As operations against infiltrators in Keran entered the 14th day on Monday, sources in the defence and home ministries said these were restricted to combing operations by the army around Shalbattu in Keran sector of Jammu and Kashmir where the first encounter between infiltrators and the army took place last month.
“There has been no retaliatory firing in Shalbattu since October 1.
As of now, the army is carrying out combing operations around Shalbattu village to ensure there are no infiltrators lying to ambush the troops,” said a source.
Explaining why the operation was taking so long to complete, a source said the area was situated at 10,000 feet with a Pakistan post overlooking it. “The operation is a deliberate (slow) operation as we don’t want casualties.”

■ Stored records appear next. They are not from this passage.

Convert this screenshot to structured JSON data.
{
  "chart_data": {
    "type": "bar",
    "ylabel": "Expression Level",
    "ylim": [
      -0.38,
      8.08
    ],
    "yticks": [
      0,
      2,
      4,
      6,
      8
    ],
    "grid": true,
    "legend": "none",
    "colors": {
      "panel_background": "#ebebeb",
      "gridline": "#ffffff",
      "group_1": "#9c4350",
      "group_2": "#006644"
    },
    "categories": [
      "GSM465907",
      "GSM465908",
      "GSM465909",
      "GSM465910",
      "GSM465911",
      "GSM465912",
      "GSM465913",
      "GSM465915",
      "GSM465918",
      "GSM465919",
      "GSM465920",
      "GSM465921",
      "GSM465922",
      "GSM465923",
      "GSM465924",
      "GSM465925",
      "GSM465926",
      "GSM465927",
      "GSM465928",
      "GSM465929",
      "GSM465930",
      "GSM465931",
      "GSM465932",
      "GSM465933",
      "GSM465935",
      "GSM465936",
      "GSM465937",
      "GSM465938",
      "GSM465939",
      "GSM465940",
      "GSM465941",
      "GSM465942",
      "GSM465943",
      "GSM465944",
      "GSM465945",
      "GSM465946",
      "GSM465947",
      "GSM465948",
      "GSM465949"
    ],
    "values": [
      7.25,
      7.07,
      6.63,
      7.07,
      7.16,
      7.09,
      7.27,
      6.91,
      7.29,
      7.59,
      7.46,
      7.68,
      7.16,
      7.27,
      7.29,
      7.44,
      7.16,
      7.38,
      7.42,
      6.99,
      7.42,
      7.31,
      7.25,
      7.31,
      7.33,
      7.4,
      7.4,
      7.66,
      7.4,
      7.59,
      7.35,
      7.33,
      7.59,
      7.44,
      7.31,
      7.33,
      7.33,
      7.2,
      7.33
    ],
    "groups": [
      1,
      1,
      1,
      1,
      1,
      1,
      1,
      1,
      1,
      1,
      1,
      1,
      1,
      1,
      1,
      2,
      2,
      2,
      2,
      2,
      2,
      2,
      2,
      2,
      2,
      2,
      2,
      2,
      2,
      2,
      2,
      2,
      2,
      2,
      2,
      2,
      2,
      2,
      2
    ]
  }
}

Monday had brought with it a potent mix of coincidences that led to speculation that the situation in Keran was extremely serious with the phrase ‘another Kargil’ being bandied about: Prime Minister Manmohan Singh met the three service chiefs in Delhi, and the army held a press conference in Srinagar in which it displayed a cache of arms and ammunition recovered over the past two weeks.
It later transpired that the PM’s appointment with the service chiefs was a routine biannual meeting of the Nuclear Command Authority (NCA) that he heads.
The arms and ammunition that were displayed were recovered in Gujjardur and Fatehgali in Keran sector, approximately 4 km and 20 km as the crow flies respectively from Shalbattu.
The area’s altitude (10,000-12,000 feet) and terrain — thickly-forested steep slopes, deep ravines and crevasses — means it can take at least two days to traverse a distance of 4 km in this area.
The PM eventually discussed Keran with the service chiefs during the NCA meeting.
Militants traditionally increase infiltration bids in J&K just before the onset of winter as snowfall makes it difficult to do so once winter sets in.
However, many have been surprised with the severity of attempts made this year.
According to the army, there have been 120 infiltration attempts this year, the highest since a ceasefire agreement was signed between India and Pakistan.
At an earlier press conference, 15 Corps commander Lt Gen Gurmeet Singh said that the latest infiltration was a “massive, desperate attempt”, suggesting that it could have been provoked by the “heavy damage” inflicted on infiltrators in recent months.